I heard the tapping again—I looked up at the ceiling; there was a trapdoor, with a set of stairs leading up. Not stairs, exactly, but one of them folding ladders that pulls down from the ceiling. It was open now and there was that sound again, tap, tap, tapping, just above me. I looked behind me—still no sign of Mrs. Parker—then I started to climb. I know I shouldn’t have—you just don’t go into somebody’s house and climb up into their attic, uninvited. But like Mama always said, curiosity killed the cat—so I climbed, the tapping growing louder with each step I took up that rickety ladder. I stopped halfway, listening for Mrs. Parker to come back in the kitchen, my pulse pounding in sync with each tap from above my head. I took a deep breath and climbed on up, and as my head cleared the hatchway into the attic, what do I see?

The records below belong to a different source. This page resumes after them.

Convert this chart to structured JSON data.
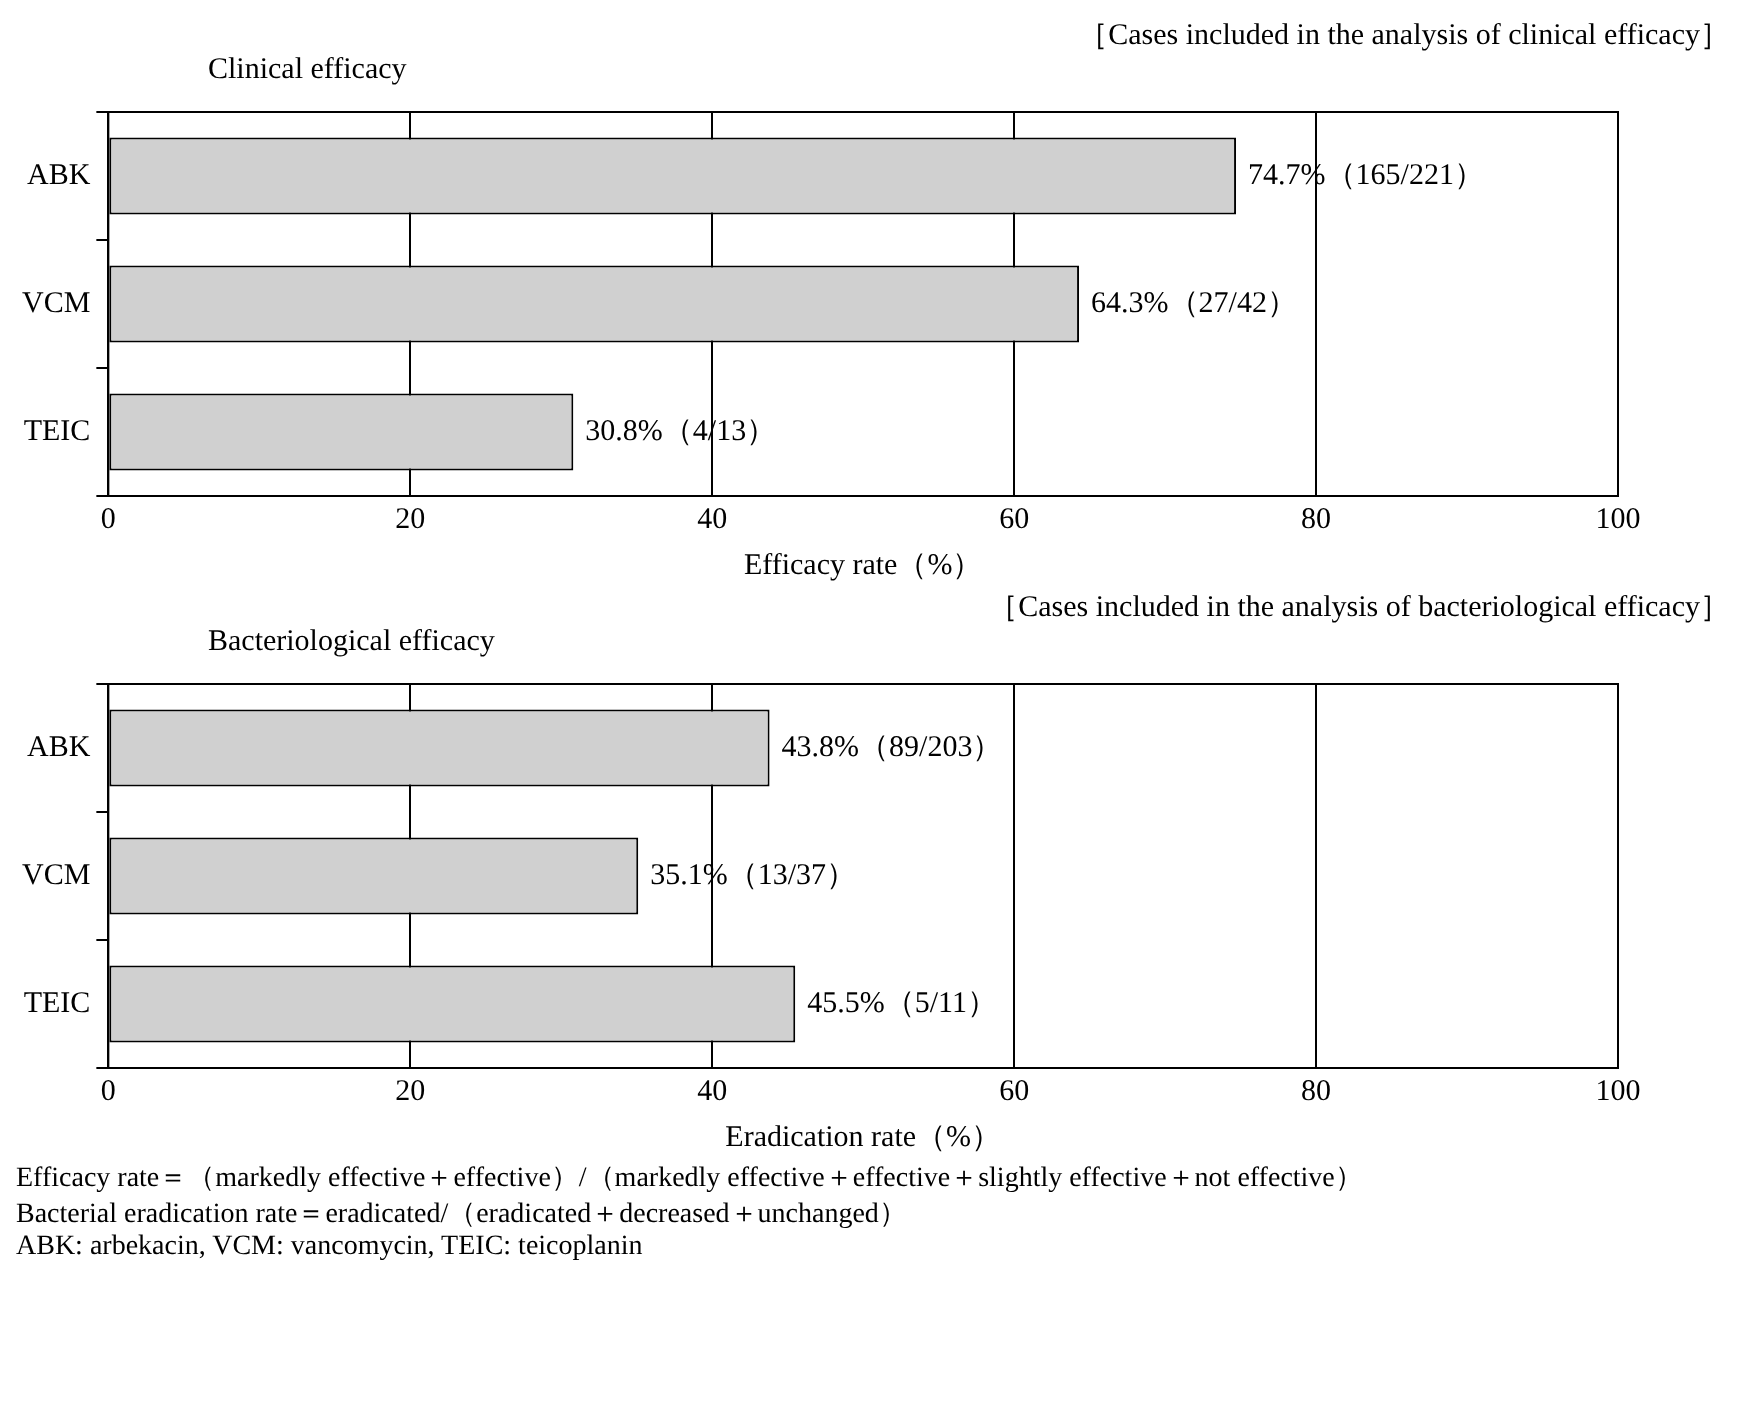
{
  "chart_data": [
    {
      "type": "bar",
      "orientation": "horizontal",
      "title": "Clinical efficacy",
      "subtitle": "［Cases included in the analysis of clinical efficacy］",
      "xlabel": "Efficacy rate（%）",
      "categories": [
        "ABK",
        "VCM",
        "TEIC"
      ],
      "values": [
        74.7,
        64.3,
        30.8
      ],
      "value_labels": [
        "74.7%（165/221）",
        "64.3%（27/42）",
        "30.8%（4/13）"
      ],
      "color": "#d0d0d0",
      "xlim": [
        0,
        100
      ],
      "xticks": [
        0,
        20,
        40,
        60,
        80,
        100
      ],
      "grid": "x"
    },
    {
      "type": "bar",
      "orientation": "horizontal",
      "title": "Bacteriological efficacy",
      "subtitle": "［Cases included in the analysis of bacteriological efficacy］",
      "xlabel": "Eradication rate（%）",
      "categories": [
        "ABK",
        "VCM",
        "TEIC"
      ],
      "values": [
        43.8,
        35.1,
        45.5
      ],
      "value_labels": [
        "43.8%（89/203）",
        "35.1%（13/37）",
        "45.5%（5/11）"
      ],
      "color": "#d0d0d0",
      "xlim": [
        0,
        100
      ],
      "xticks": [
        0,
        20,
        40,
        60,
        80,
        100
      ],
      "grid": "x",
      "annotations": [
        "Efficacy rate＝（markedly effective＋effective）/（markedly effective＋effective＋slightly effective＋not effective）",
        "Bacterial eradication rate＝eradicated/（eradicated＋decreased＋unchanged）",
        "ABK: arbekacin, VCM: vancomycin, TEIC: teicoplanin"
      ]
    }
  ]
}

A boy, a pale teenage boy, tapping away at wooden poles with a wooden spoon, making a sort of music, I guess. He sees me; his eyes meet mine and his music stops while he stares. I don’t remember climbing on up or crossing the attic to stand right in front of him, but I guess I did, cause suddenly, here I was, eye to eye with a boy in a cage, a boy about my age, or a little older. His cage has bars made of upright wooden poles, poles that stretch from floor to ceiling, and…he's naked as a Jaybird.